I remember half an inch of frost on the plumbing stack running up the wall in the bedroom as a kid.

Reply to
clare

"but it was a DRY cold"

Reply to
clare

  1. Pipe's already in place - it's a 1" line directly from the meter.
  2. A properly adjusted, i.e., enough oxygen, space heater does not generate CO. I grew up in a home heated exclusively by NG space heaters and there's nothing wrong with me - except for a squishy, fungating mass on my upper left leg that I've had since about the age of six.
  3. As for the 2psi service, wouldn't I have to put a regulator on all the gas appliances? That is, water heater, dryer, furnace?
Reply to
HeyBub

Nah, the kind you mean heated the ceramic inserts which radiated the heat straight out. My little heater has just a flame, much like a fireplace log lighter.

Reply to
HeyBub

That helps.

In the west, I've heard the nightly temperature referred to as "a one-dog night" or "a two-dog night." Don't think I've ever heard of "a three-dog night."

Reply to
HeyBub

When I was installing a lot of gensets in homes we got the 2psi meter installed by the gas company and the original line feeding the house got a regulator to keep it at the normal 6 to 8 inches water column pressure. We tapped off the 2psi side going to a separate regulator for the genset which needed a pressure of 11"wc to operate properly. Depending on the manufacturer's specifications, your genset or modification kit may or may not work with 6-8"wc pressure. When me and GB were doing remodels, we used 2psi as the distribution pressure and had to put a regulator on each appliance. The regulators are not that expensive and the labor cost of running smaller flexible gas lines was much less than running large diameter threaded black pipe. I believe the gasoline genset I modified for one customer used a kit that operated just fine with the standard 6-8"wc pressure and it was a 5kw portable contractor type generator with the 5gal gas tank on top. ^_^

TDD

Reply to
The Daring Dufas

That's because you live in Texas.

Reply to
krw

They need to talk to Mike Alsup, Floyd Sneed, Danny Hutton, ChuckNedon, Cory Wells, Jimmy Greenspoon, and/or Joe Schmerle.
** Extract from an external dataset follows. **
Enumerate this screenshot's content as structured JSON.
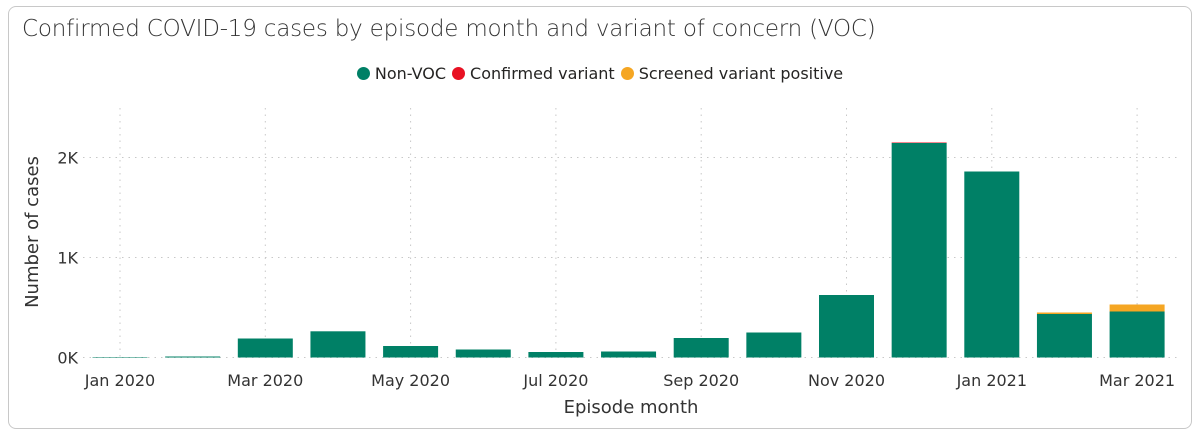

The term came from the Aussie Aborignals who would sleep in a hole with a dingo on cool nights, 2 on cold nights, and 3 on REALLY cold nights.

Reply to
clare

Do I really need a smiley when responding to HB about "The Three Dog Night"?

Reply to
krw

EXT-

You are absolutely correct....

I should have mentioned setting the whole house FAU to a low temp & then space heating to comfort level.

I also agree with your calculation of gas vs electric....but the calc changes if the gas is propane.